This is a cross post from my main blog, however it wasn't until I was done and published that I felt the need to post it here.
"You need to find a man who will take care of you!"
I've been hearing this phrase a lot lately. I have a number of friends who are single - some of them ending long term relationships that didn't work out, some of them getting divorced after realizing he wasn't the one, and some of them who still haven't found Mister Right Now and are waiting for Mister Rest of my Life.
By all means, I think every woman needs to find a man who will take care of her - the problem is the follow up to this phrase. Things like "Make sure he has a lot of money", "Make sure he makes enough that you can stay home", "Find a man who will buy you what you want in life". Why do people feel that men are only able to take care of a woman financially? I understand that if that's what you and your partner decide to happen, that's fine - but to set that as a goal in the beginning just gives me a twitch!
Why can't we tell women to find a man who will take care of them when they feel they have the plaque and look like they were run over by a bus? Or how about find a man who is willing to care for you during your seasonal depression days? Find a man who will take care of you when you just found out your grandma died and you are devastated. Find a man who will take you to Panda Express for your anniversary instead of a 5 star restaurant, because its more of who you are!
This phrase has been drilled into me since I was a teenager - when you look for the man you will spend your life with, find a man who will take care of you!
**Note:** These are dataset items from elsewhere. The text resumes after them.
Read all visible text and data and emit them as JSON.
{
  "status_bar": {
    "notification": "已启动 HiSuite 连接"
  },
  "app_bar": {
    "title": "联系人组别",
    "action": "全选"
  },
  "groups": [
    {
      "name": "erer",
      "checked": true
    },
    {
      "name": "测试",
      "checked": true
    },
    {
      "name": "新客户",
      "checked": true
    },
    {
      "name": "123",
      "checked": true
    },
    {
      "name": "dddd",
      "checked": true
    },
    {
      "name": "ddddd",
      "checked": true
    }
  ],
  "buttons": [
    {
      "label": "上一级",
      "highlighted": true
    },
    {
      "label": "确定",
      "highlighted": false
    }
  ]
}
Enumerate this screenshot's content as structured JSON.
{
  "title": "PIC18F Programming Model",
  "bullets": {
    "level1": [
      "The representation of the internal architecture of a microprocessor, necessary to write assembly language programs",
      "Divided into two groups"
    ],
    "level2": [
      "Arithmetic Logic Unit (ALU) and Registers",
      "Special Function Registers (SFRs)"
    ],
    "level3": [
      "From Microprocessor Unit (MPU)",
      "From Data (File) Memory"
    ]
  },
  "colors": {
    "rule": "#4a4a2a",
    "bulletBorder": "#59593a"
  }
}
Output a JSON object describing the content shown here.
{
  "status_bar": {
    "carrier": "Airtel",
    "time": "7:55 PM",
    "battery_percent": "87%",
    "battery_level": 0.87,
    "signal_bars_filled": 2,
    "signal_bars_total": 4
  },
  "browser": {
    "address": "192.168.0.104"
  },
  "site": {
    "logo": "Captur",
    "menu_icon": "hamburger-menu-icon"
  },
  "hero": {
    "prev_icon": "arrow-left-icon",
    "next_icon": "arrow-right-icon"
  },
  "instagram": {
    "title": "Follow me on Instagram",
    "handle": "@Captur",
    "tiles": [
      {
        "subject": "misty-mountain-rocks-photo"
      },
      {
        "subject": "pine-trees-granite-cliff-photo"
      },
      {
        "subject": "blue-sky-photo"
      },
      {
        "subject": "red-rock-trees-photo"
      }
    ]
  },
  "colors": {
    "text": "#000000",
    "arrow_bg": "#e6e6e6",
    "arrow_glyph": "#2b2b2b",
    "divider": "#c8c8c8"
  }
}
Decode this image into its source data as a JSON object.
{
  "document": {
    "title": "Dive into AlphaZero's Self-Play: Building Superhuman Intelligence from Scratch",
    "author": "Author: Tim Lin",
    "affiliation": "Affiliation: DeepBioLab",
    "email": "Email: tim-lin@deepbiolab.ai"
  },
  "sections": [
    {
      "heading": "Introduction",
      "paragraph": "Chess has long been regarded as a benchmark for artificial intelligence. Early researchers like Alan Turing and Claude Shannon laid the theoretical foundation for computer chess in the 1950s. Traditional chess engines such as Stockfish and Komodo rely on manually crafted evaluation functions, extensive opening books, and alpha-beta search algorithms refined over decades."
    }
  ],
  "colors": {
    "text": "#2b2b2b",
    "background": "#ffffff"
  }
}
I heard it from my parents, from teachers, from parents of friends, and even from older friends I made as I got older. Now, I'm no crazy feminist, but whats wrong with me taking care of myself?! Or better yet, why can't I take care of HIM??
You know what the most frustrating part of all this is? People still continue to tell me I need to find someone to take care of me - and I've been with my husband almost 5 years, married for 1! Some of the people who have said this to me are deep in my inner circle and I'm just flabbergasted by their comment.
I've known for years, since I first left for college, that I was going to have a career. I wanted to be a mom and have a family, but I would be a career woman and I would work hard for everything I have. Knowing that early in my life I also made a decision - when I'm in a relationship, I need to be with a man who is comfortable with the fact that I may make more than him! I'll admit, it was a bit rough in one relationship. The harder I worked and further I moved up in my company, the more money I made - and boy did he not like that! It caused a lot of tension from him. Sure, we were able to buy nicer things and he relished in the material items, but the fact that the woman wasn't in the kitchen making him dinner and that she made more than him was a BIG issue.
But I never wanted someone to pay for my bills and pay for my financial responsibilities! I wanted someone who love me for me. I wanted someone who would do the dishes without me asking. I wanted someone to pitch in with the house chores instead of saying that's the "woman's job". Someone who would make dinner for me after I had a rough day at work, knowing that I do the same for them!
When I met Caveman, he was exactly what I needed and wanted in my life. He was the calm to my fire! Nothing in our early days of dating revolved around finances. He didn't know or care how much I made and just treated me like a human. And the more time we spent together and more we realized that we would spend the rest of our lives together, we still never let finances control us. Even after he learned that I made significantly more than him, he still did everything he could to treat me like HE was a millionaire and I was a princess!
One thing I love the most about him is how he acts when he's not working. While my family and friends will pipe in with their comments about how he needs to be working to help me and to pay the bills and do his part - what they don't see is that he's home cleaning my house, doing the laundry, vacuuming, taking care of the dogs, has dinner ready when I get home, and on the rare occasion will make me breakfast or pack me lunch. Isn't that what any woman would want out of a man who isn't working!? Sure, he's putting in resumes, making phone calls, even an interview occasionally, but instead of just sitting at home like a blob and making me more stressed about our financial situation - he's taking care of ALL those little things that I'm thinking about in the back of my head that need to get done.
Switch the roles. Man is working, wife is home - aren't those things EXACTLY what she would be doing!? And people would praise her for being such a good wife! No one tells her that she needs to get a job and be working and helping pay the bills. She's taking care of the household while her husband is at work. She's making his life better and easier by handling the household duties. Why is it such a big deal if its the man doing those tasks?
I love my husband for everything he does. And I honestly, I feel he takes way better care of me than any guy I dated who was financially secure! When he is working, he's always there to pitch in with groceries and paying bills. When he's not, he's doing his job searches and being the most considerate house husband ever! (Side note: Caveman currently works full time hours and is gone for 12-13 hours a day, working hard! With both of us working full time, and we don't have a day off together, household chores are a bit slacking!)
Just because you feel you aren't being taken care of unless a man has money, doesn't mean the rest of the women in this world feel that. Look at the MAN, not his wallet! Look at his traits, not his bank account! Its 2013 people, not 1950! GET OVER IT!